I reversed the values because I wanted the chimneys and rooftops to show the glow I love so much; I thought that putting the deep blue behind the golden yellow would really emphasize that intriguing edge!   I made the houses nearer to me deeper in color  so that the piece has some weight toward the bottom and also added a few (just a few, don’t need to spell it all out!) details to give a sense of depth.  I wanted to bring out the horizontal line patterns of the sketch.  If you notice there are 3 or 4 lines going horizontally across the piece in somewhat syncopated rhythms…..these contrast to the very straight edge of the sea, and the rounded edges of the distant hills.  It’s really a kind of 6 part harmony – I often find it helps me to think of music composition when I’m tried to compose a visual piece.  I’m no musician and, to my great chagrin, can only croak not sing….but I once did a harmony class and the concepts were (0n the music page) very visual.

So…these were my aims and process for this little quilt..I hope I succeeded!  And now to go and look for more edges!  If you have been, thanks for reading!   Elizabeth

PS Just received this rather pretty little logo (from Professional Quilter magazine)!teacher nomination


Jackie said...

I sometimes lie in bed in early morning and watch the light change on the railing outside my window.

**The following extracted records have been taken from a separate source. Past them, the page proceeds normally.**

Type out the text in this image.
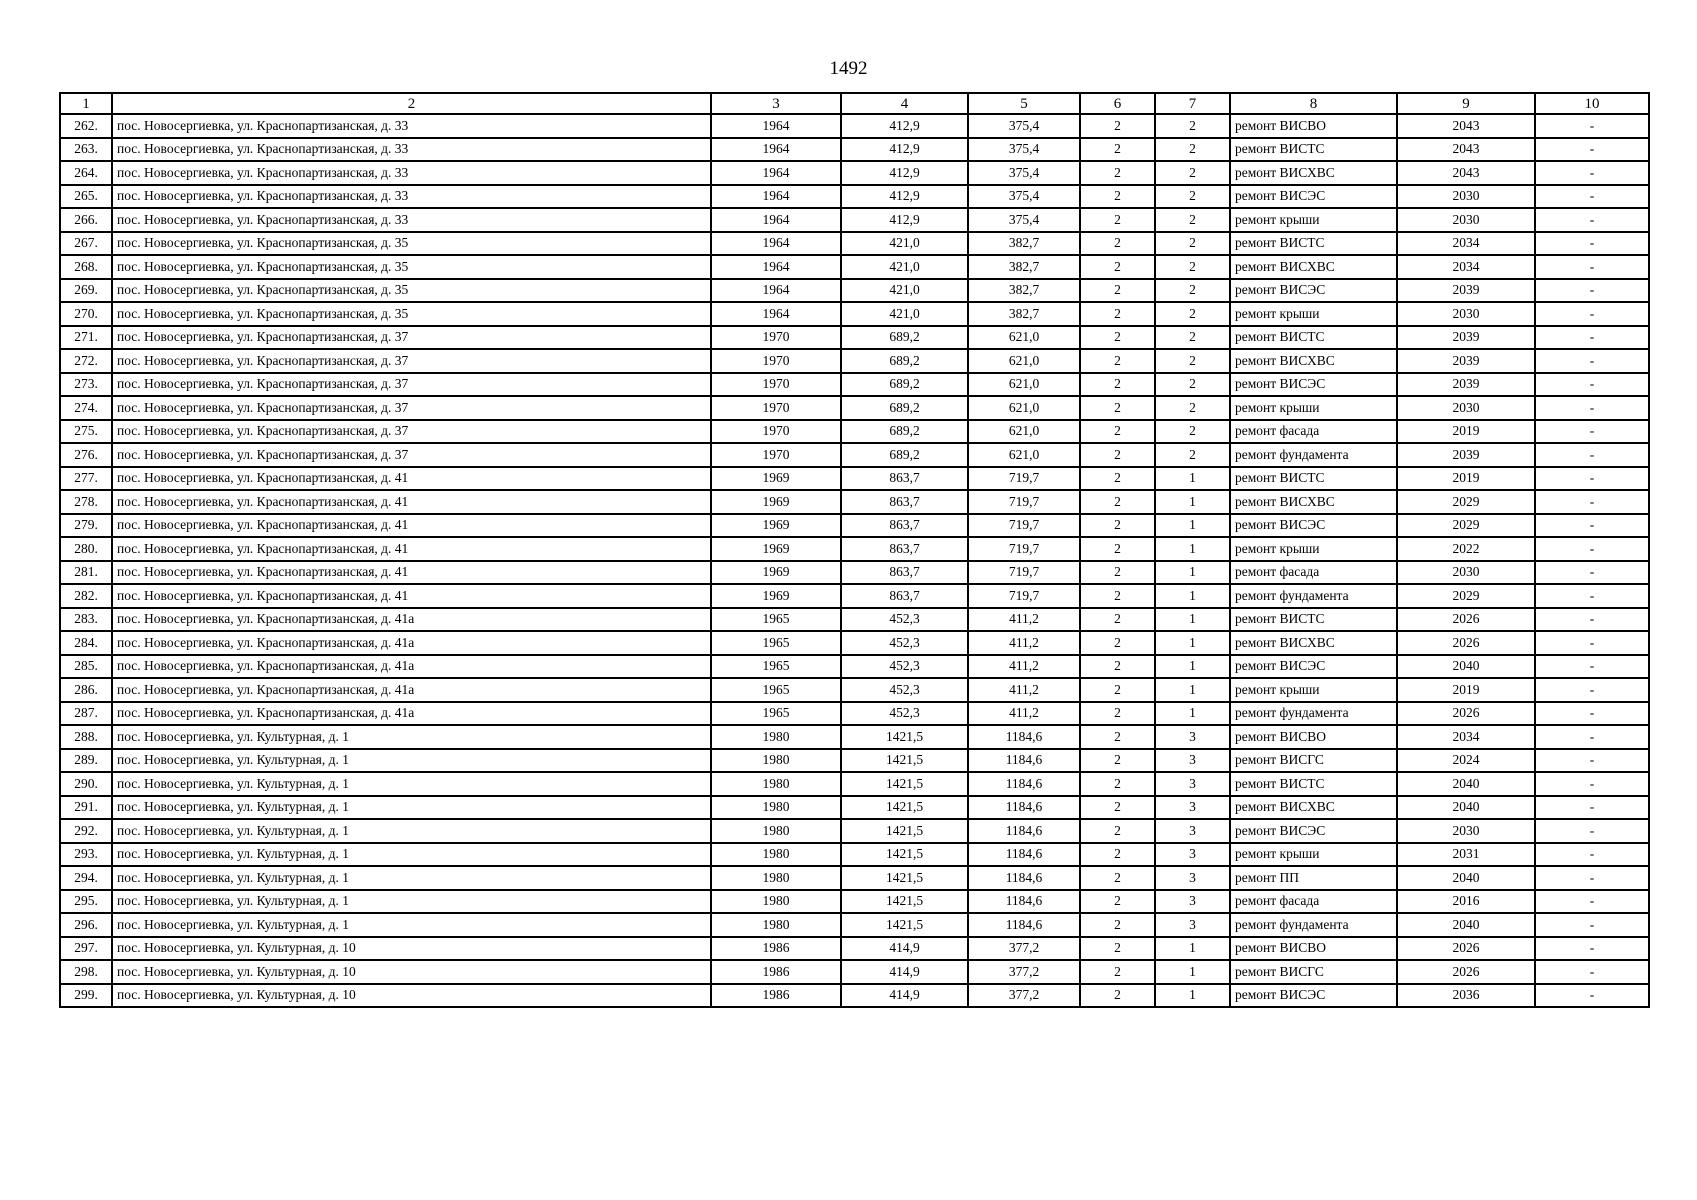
1492
1	2	3	4	5	6	7	8	9	10
262.	пос. Новосергиевка, ул. Краснопартизанская, д. 33	1964	412,9	375,4	2	2	ремонт ВИСВО	2043	-
263.	пос. Новосергиевка, ул. Краснопартизанская, д. 33	1964	412,9	375,4	2	2	ремонт ВИСТС	2043	-
264.	пос. Новосергиевка, ул. Краснопартизанская, д. 33	1964	412,9	375,4	2	2	ремонт ВИСХВС	2043	-
265.	пос. Новосергиевка, ул. Краснопартизанская, д. 33	1964	412,9	375,4	2	2	ремонт ВИСЭС	2030	-
266.	пос. Новосергиевка, ул. Краснопартизанская, д. 33	1964	412,9	375,4	2	2	ремонт крыши	2030	-
267.	пос. Новосергиевка, ул. Краснопартизанская, д. 35	1964	421,0	382,7	2	2	ремонт ВИСТС	2034	-
268.	пос. Новосергиевка, ул. Краснопартизанская, д. 35	1964	421,0	382,7	2	2	ремонт ВИСХВС	2034	-
269.	пос. Новосергиевка, ул. Краснопартизанская, д. 35	1964	421,0	382,7	2	2	ремонт ВИСЭС	2039	-
270.	пос. Новосергиевка, ул. Краснопартизанская, д. 35	1964	421,0	382,7	2	2	ремонт крыши	2030	-
271.	пос. Новосергиевка, ул. Краснопартизанская, д. 37	1970	689,2	621,0	2	2	ремонт ВИСТС	2039	-
272.	пос. Новосергиевка, ул. Краснопартизанская, д. 37	1970	689,2	621,0	2	2	ремонт ВИСХВС	2039	-
273.	пос. Новосергиевка, ул. Краснопартизанская, д. 37	1970	689,2	621,0	2	2	ремонт ВИСЭС	2039	-
274.	пос. Новосергиевка, ул. Краснопартизанская, д. 37	1970	689,2	621,0	2	2	ремонт крыши	2030	-
275.	пос. Новосергиевка, ул. Краснопартизанская, д. 37	1970	689,2	621,0	2	2	ремонт фасада	2019	-
276.	пос. Новосергиевка, ул. Краснопартизанская, д. 37	1970	689,2	621,0	2	2	ремонт фундамента	2039	-
277.	пос. Новосергиевка, ул. Краснопартизанская, д. 41	1969	863,7	719,7	2	1	ремонт ВИСТС	2019	-
278.	пос. Новосергиевка, ул. Краснопартизанская, д. 41	1969	863,7	719,7	2	1	ремонт ВИСХВС	2029	-
279.	пос. Новосергиевка, ул. Краснопартизанская, д. 41	1969	863,7	719,7	2	1	ремонт ВИСЭС	2029	-
280.	пос. Новосергиевка, ул. Краснопартизанская, д. 41	1969	863,7	719,7	2	1	ремонт крыши	2022	-
281.	пос. Новосергиевка, ул. Краснопартизанская, д. 41	1969	863,7	719,7	2	1	ремонт фасада	2030	-
282.	пос. Новосергиевка, ул. Краснопартизанская, д. 41	1969	863,7	719,7	2	1	ремонт фундамента	2029	-
283.	пос. Новосергиевка, ул. Краснопартизанская, д. 41а	1965	452,3	411,2	2	1	ремонт ВИСТС	2026	-
284.	пос. Новосергиевка, ул. Краснопартизанская, д. 41а	1965	452,3	411,2	2	1	ремонт ВИСХВС	2026	-
285.	пос. Новосергиевка, ул. Краснопартизанская, д. 41а	1965	452,3	411,2	2	1	ремонт ВИСЭС	2040	-
286.	пос. Новосергиевка, ул. Краснопартизанская, д. 41а	1965	452,3	411,2	2	1	ремонт крыши	2019	-
287.	пос. Новосергиевка, ул. Краснопартизанская, д. 41а	1965	452,3	411,2	2	1	ремонт фундамента	2026	-
288.	пос. Новосергиевка, ул. Культурная, д. 1	1980	1421,5	1184,6	2	3	ремонт ВИСВО	2034	-
289.	пос. Новосергиевка, ул. Культурная, д. 1	1980	1421,5	1184,6	2	3	ремонт ВИСГС	2024	-
290.	пос. Новосергиевка, ул. Культурная, д. 1	1980	1421,5	1184,6	2	3	ремонт ВИСТС	2040	-
291.	пос. Новосергиевка, ул. Культурная, д. 1	1980	1421,5	1184,6	2	3	ремонт ВИСХВС	2040	-
292.	пос. Новосергиевка, ул. Культурная, д. 1	1980	1421,5	1184,6	2	3	ремонт ВИСЭС	2030	-
293.	пос. Новосергиевка, ул. Культурная, д. 1	1980	1421,5	1184,6	2	3	ремонт крыши	2031	-
294.	пос. Новосергиевка, ул. Культурная, д. 1	1980	1421,5	1184,6	2	3	ремонт ПП	2040	-
295.	пос. Новосергиевка, ул. Культурная, д. 1	1980	1421,5	1184,6	2	3	ремонт фасада	2016	-
296.	пос. Новосергиевка, ул. Культурная, д. 1	1980	1421,5	1184,6	2	3	ремонт фундамента	2040	-
297.	пос. Новосергиевка, ул. Культурная, д. 10	1986	414,9	377,2	2	1	ремонт ВИСВО	2026	-
298.	пос. Новосергиевка, ул. Культурная, д. 10	1986	414,9	377,2	2	1	ремонт ВИСГС	2026	-
299.	пос. Новосергиевка, ул. Культурная, д. 10	1986	414,9	377,2	2	1	ремонт ВИСЭС	2036	-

The definition between the faces of the skinny, squared posts is lovely! I am entranced watching that definition become less and less as the day blooms. Another favorite is when the clouds are limned (is that a verb?) and they look magical. By the way, it is possible that 'Edge of Light' is my favorite of all your work. Thanks for talking about the process for narrowing your focus on the scene and --gasp! reversing the values! With your help, I've gotten over my simple belief that the photo or sketched image was the only way! So thanks for that!

Elsie Montgomery said...

In Alberta, this wonderful glow happens twice - once at sunrise and once at sunset. I am in awe of it each time (if I get up early enough!) and love what you have done with light in these quilts.

I also nominate you...!

Anonymous said...

Only a nominee? I think you are better than that!
Judy B

Olga Norris said...

Yes, I agree about the effects of low lighting and like the way you have captured it in Brighter at the top. The photos you took of Sol le Witt's sculpture at YSP are great. That piece changes so much in different lights: the last time I saw it was on a dull misty winter's day when it loomed like a ghost.